Of the 10 participants, six have secured jobs this summer in tourism and hospitality.
They came from all five of Cape Breton’s First Nations — Eskasoni, Membertou, Waycobah, Wagmatcook and Chapel Island.
Part of their training included working as heritage interpreters with Eskasoni Cultural Journeys on Goat Island.
The island offers tourists an authentic cultural experience by way of a recreated Mi’kmaq village.
Tracy Menge, director of community economic development in Eskasoni, said tourism is becoming more important to the economy of First Nations communities in Cape Breton.
“We’re really trying to focus on tourism and grow that industry for our communities,” she said.
“We want to see the tourists stay longer and visit more communities in the long run.”
The program was funded by the Mi’kmaw Economic Benefits Office, which seeks employment and business opportunities for the local aboriginal population.
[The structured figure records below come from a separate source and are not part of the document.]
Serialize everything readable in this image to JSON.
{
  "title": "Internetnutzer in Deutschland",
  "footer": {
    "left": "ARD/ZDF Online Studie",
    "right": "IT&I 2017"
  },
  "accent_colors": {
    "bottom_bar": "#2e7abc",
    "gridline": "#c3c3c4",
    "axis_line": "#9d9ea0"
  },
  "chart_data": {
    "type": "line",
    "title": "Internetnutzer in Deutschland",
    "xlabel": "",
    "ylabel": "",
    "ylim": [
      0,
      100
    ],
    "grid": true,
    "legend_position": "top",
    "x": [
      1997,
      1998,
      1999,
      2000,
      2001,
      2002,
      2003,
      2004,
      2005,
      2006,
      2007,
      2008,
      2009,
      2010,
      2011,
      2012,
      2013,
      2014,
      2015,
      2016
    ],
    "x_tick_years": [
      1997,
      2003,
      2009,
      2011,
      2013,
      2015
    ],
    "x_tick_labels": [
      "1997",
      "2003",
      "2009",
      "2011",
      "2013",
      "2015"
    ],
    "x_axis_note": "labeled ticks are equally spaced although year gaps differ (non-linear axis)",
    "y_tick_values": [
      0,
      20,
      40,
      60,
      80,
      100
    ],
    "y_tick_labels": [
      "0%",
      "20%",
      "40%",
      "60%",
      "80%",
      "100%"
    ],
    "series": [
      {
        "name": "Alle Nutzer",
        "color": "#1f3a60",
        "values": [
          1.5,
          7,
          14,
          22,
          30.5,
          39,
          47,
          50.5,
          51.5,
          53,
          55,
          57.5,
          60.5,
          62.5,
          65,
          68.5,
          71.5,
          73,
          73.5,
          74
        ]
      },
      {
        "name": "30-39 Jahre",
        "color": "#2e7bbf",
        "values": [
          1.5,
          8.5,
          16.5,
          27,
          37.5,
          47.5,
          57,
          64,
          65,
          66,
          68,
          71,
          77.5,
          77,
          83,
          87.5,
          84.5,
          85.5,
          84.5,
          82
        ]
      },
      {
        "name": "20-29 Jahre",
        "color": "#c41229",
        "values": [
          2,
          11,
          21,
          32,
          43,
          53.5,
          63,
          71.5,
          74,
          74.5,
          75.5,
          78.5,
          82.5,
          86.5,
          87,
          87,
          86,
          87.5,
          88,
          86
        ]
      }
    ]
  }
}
Program participants worked at Goat Island on days when cruise ship passengers would visit.
Four of those in the program have secured work at Goat Island through the rest of the tourist season, she said.
She believes there will be interest in organizing another sixweek training program.
“I think there will be a need for more training like this.”
Another reason to invigorate interest among aboriginal youth surrounds succession planning, Menge said.
There are several heritage interpreters who are ready to retire, she said.
The Goat Island trail is a popular excursion for cruise ship passengers.
Eskasoni recently had agree- ments signed with the Holland America Line, as well as another cruise line, to have Goat Island marketed as a destination to their passengers.
“Their responses have been very positive.”
Audrey Francis, left, and Pelonik Dennis offered job coaching and training support to the 10 participants of the six-week tourism and hospitality training program in Eskasoni. The program ended Friday and so far six of the 10 participants have already secured employment in the tourism industry in their home communities.